In any case, the first few chapters of this are fine. We get a good sense of what Baker's day as a substitute is like, of the challenges he faces, the rhythm of the school day, etc. Baker holds no illusions about being a good teacher or even substitute teacher; he is admirably self-deprecating and quick to acknowledge mistakes. Occasionally he makes one-off observations, or his tone communicates his frustration with the system and what it does to kids, or he shares advice given to him by other teachers. These moments are few and far between, however, and they are unfortunately the only things that pass for introspection in this book.

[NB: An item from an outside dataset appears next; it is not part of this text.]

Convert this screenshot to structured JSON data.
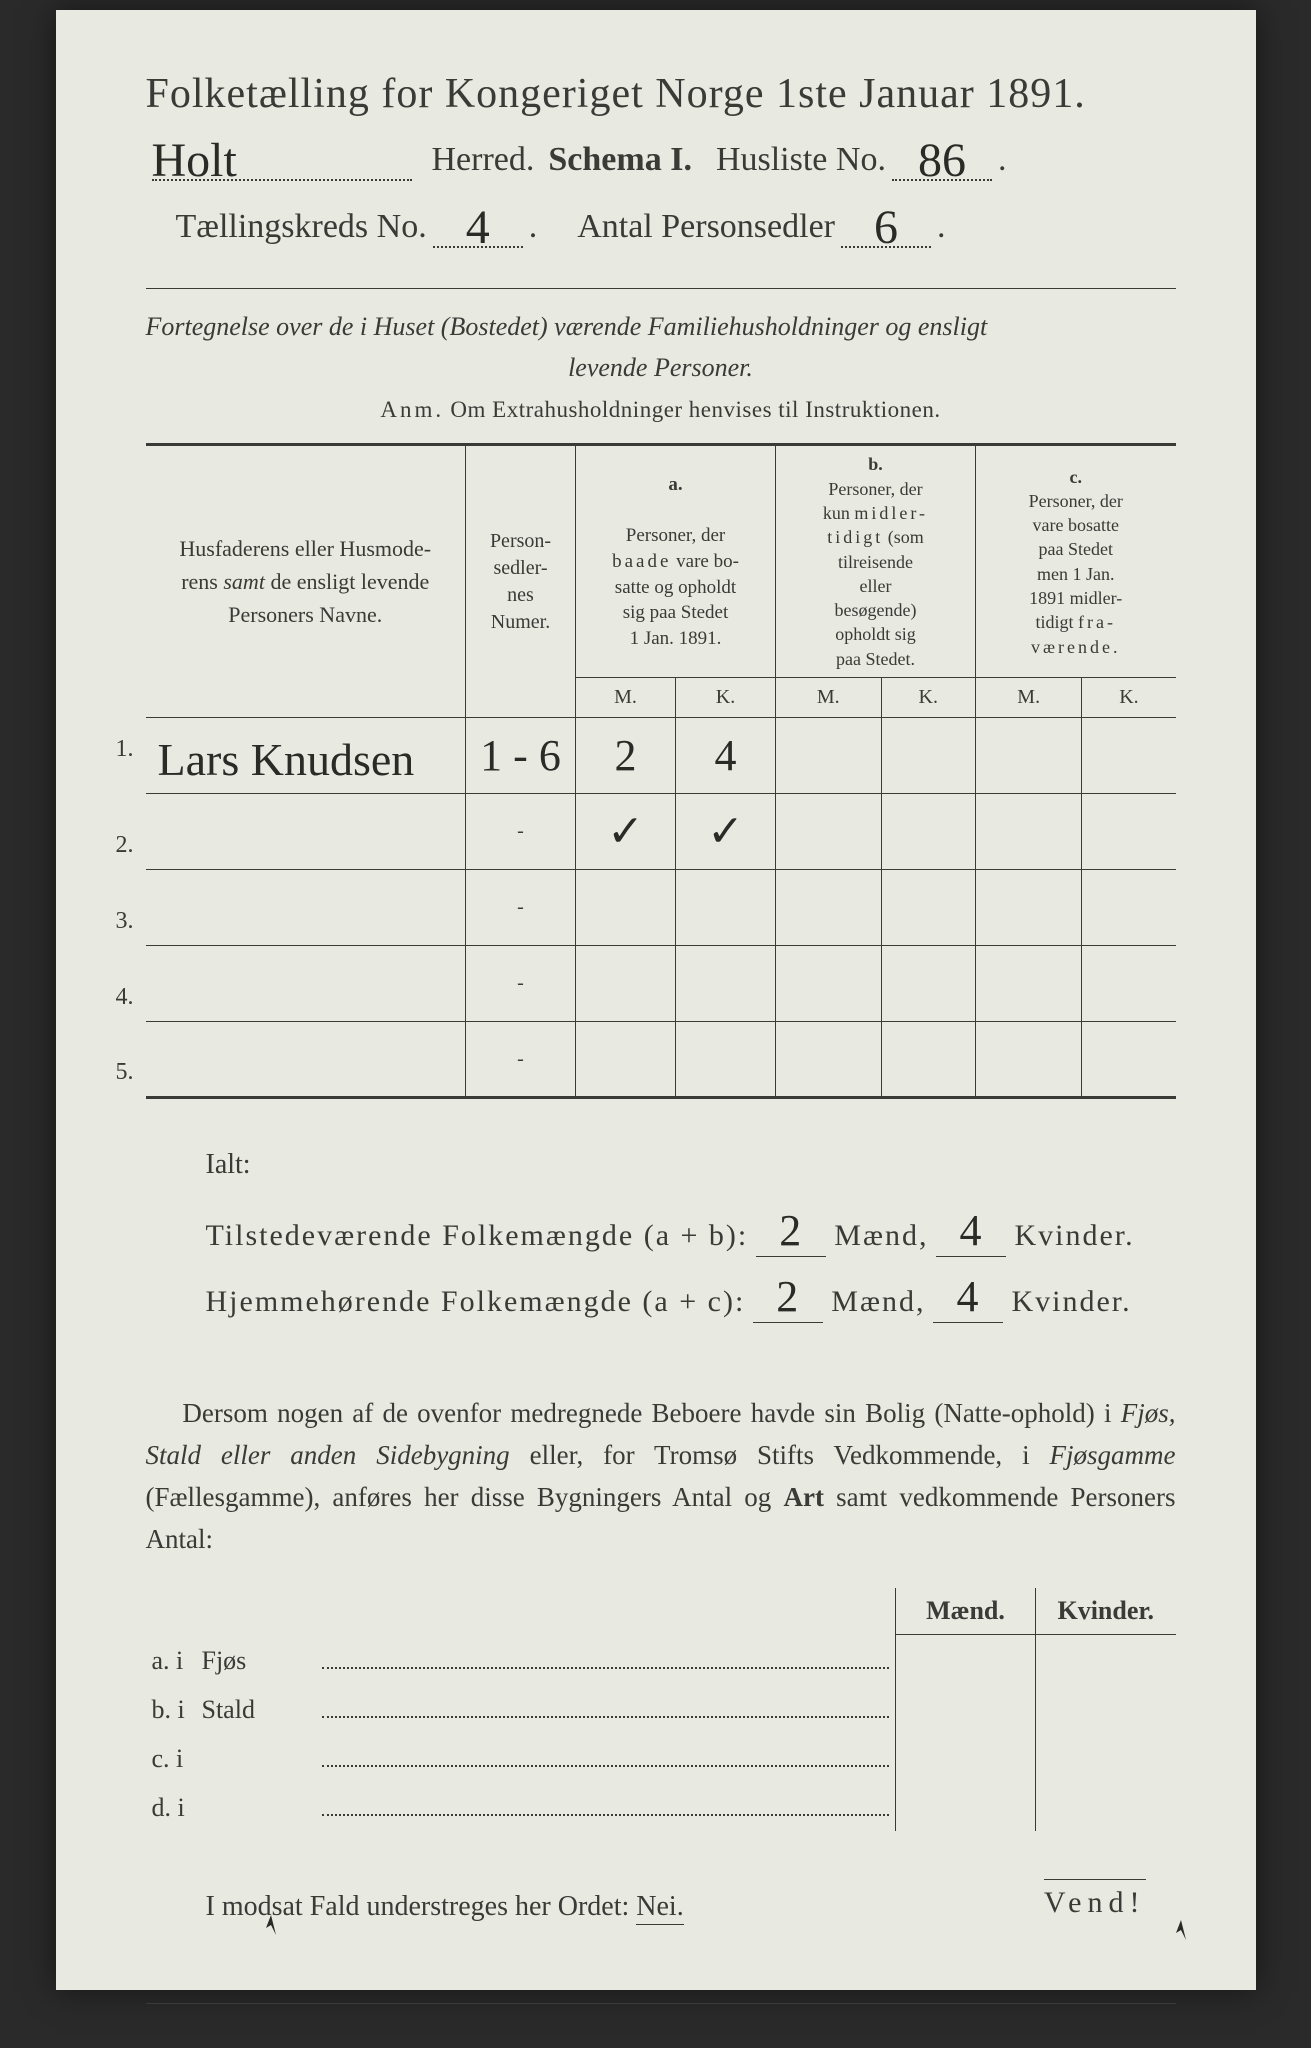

Otherwise, Substitute is literally just twenty-eight chapters of Baker telling us, in minute detail, what passed in each of the classrooms he was in. I was not expecting this format. I went into this book hoping for someone to discuss substitute teaching in a holistic way, for them to relate their personal experiences back to what they perceive to be faults (or virtues) of the education system. I was expecting a lot more analysis, a lot more substance. Instead, drawing these conclusions is left as an exercise to the reader. There isn't even any conclusion or afterword where Baker tries to draw it all together: the last chapter simply ends with him mentioning that this was also his last day substitute teaching, and then the book is over. All this leaves me to wonder: so what?

Reading twenty-eight of what verge upon transcripts of days in a classroom is, to put it bluntly, dull. It's doubly dull for me, since, you know, I spend plenty of time in classrooms as it is. Even when Baker is in a staff room or other non-contact area and has conversations with teachers, they are about as mundane and far away from talking about teaching as you can get. I'm not sure what this is meant to do, other than add verisimilitude--is he attempting to show people that teachers are harried, flawed humans just like the rest of us? I don't know. All I know is that by Day 10 or so, I started skimming, then I outright flipped to the end, hoping there would be some kind of format shift into a more reflective mode. And even towards the end, when Baker describes something as interesting as a lockdown practice, he never shifts gears. This is a long, excruciatingly detailed book, and the only verb to describe reading it is to trudge. I trudged through this.

So I can empathize with Baker, and I appreciate the rare moments he seeks to show us how the system seems to be ignoring individual kids in favour of collective results. But there I go again--I'm reading into it, projecting my own hang-ups about education onto the book. I'm not sure a reader with less knowledge of the education system would draw those same conclusions, because there is no real point or thesis in here. It's more of a diary, than anything, and it long overstays its welcome. If Substitute reminds me of anything, it's those long, dull, dry textbooks I'm so happy that we're finally rid of.